Yes, we would all love it if our clients bought every service we have on the website (or glossy brochure if you have that kind of firm). And yes, most of our clients would actually benefit from our excellent services. So, assuming our services are high quality, our clients need them, and they know someone from our firm, why doesn’t the cross-selling connection happen more often?
I think it’s probably a more complicated answer than it may appear on the surface, but one thing I hear when I ask firm leaders about this challenge goes like this: Our practitioners are specialists in a certain kind of technical work. They don’t naturally interact with people who buy those other services.
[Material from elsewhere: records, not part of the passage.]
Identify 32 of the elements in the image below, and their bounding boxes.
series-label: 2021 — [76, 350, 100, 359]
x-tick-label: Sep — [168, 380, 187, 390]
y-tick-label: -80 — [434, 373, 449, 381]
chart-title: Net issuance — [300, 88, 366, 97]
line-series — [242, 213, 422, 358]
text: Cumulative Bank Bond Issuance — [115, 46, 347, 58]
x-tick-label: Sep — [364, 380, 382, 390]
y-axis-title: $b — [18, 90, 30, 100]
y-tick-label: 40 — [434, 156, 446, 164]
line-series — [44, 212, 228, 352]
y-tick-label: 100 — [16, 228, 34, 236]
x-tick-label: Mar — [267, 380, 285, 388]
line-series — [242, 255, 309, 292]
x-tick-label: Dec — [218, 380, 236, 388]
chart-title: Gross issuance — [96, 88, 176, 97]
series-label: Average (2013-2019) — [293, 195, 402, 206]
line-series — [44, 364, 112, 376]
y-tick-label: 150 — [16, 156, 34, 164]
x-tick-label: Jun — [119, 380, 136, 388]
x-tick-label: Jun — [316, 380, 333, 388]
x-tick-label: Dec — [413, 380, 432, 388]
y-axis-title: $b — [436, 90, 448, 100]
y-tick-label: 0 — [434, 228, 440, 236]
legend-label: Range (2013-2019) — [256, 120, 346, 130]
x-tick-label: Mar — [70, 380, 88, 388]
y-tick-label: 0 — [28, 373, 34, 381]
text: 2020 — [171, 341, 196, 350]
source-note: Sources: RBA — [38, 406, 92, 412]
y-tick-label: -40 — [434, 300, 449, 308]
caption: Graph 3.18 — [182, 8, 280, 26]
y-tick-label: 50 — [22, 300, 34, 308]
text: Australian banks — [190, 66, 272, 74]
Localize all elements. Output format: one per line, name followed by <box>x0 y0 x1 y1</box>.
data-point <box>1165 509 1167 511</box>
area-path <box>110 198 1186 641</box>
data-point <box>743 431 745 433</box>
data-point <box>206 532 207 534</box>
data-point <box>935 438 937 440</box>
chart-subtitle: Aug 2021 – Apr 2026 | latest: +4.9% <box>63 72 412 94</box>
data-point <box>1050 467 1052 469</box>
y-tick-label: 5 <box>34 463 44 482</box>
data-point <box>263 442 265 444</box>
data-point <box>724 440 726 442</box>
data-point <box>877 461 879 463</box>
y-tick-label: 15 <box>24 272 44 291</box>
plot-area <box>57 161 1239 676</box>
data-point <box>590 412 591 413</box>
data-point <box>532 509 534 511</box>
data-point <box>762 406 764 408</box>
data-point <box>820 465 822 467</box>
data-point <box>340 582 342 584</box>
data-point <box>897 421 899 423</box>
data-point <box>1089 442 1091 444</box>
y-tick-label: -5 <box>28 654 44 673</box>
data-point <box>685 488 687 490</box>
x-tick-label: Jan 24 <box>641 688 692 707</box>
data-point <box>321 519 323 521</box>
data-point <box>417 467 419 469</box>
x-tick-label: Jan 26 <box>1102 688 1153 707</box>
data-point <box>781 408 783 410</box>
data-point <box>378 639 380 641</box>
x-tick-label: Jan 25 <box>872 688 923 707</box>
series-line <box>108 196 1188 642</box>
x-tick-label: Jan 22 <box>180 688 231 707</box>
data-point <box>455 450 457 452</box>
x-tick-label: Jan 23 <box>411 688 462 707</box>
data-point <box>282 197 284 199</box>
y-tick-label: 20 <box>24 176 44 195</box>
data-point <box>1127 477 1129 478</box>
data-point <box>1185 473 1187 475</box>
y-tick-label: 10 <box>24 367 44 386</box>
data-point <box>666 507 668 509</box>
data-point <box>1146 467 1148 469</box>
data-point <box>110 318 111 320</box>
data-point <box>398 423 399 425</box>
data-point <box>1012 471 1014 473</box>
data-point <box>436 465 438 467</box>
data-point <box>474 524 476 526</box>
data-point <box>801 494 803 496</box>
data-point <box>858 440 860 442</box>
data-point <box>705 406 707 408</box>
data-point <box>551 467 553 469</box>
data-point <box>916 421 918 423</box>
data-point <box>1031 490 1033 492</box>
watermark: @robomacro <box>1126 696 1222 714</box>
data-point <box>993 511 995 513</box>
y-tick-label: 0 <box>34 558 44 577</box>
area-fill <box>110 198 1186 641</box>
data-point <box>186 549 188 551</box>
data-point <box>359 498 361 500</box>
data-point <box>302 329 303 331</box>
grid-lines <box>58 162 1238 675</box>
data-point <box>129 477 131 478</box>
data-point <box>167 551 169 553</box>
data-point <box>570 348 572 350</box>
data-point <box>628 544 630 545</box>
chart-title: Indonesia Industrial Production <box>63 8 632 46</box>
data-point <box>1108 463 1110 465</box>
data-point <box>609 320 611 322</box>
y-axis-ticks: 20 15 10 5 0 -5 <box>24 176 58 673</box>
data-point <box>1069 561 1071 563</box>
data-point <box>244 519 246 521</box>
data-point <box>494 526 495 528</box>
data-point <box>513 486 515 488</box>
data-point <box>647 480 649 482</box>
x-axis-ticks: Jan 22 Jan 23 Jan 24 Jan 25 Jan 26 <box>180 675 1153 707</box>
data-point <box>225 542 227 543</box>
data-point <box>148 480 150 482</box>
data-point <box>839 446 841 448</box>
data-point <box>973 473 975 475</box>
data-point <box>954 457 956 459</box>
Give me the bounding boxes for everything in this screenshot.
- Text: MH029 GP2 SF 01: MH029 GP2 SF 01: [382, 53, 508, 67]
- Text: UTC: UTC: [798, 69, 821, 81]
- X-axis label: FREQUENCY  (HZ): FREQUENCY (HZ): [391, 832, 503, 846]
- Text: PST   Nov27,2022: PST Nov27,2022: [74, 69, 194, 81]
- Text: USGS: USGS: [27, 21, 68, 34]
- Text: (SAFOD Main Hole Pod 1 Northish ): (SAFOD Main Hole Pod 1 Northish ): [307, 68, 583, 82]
This automatically makes me wonder if our wonderfully talented people are showing up to client sites with a technical specialist mindset instead of a problem-solver mindset. In other words, are they just looking for more nails to hammer instead of stepping back for a minute and asking themselves, “What is my client trying to build?” And of course, the next natural question, “How could my friends and colleagues (i.e. my firm) help them build that besides hammering in these nails?”
Yes, I know individual metrics (tracking only my hours/revenue/credit) and organizational politics get in the way here too. But if we really say that we’re professionals, bound and determined to do right by our clients (partly because we know that doing right by them will eventually be a credit to us), wouldn’t asking these simple questions of ourselves provoke at least occasional improvement in our clients’ cross-buying habits?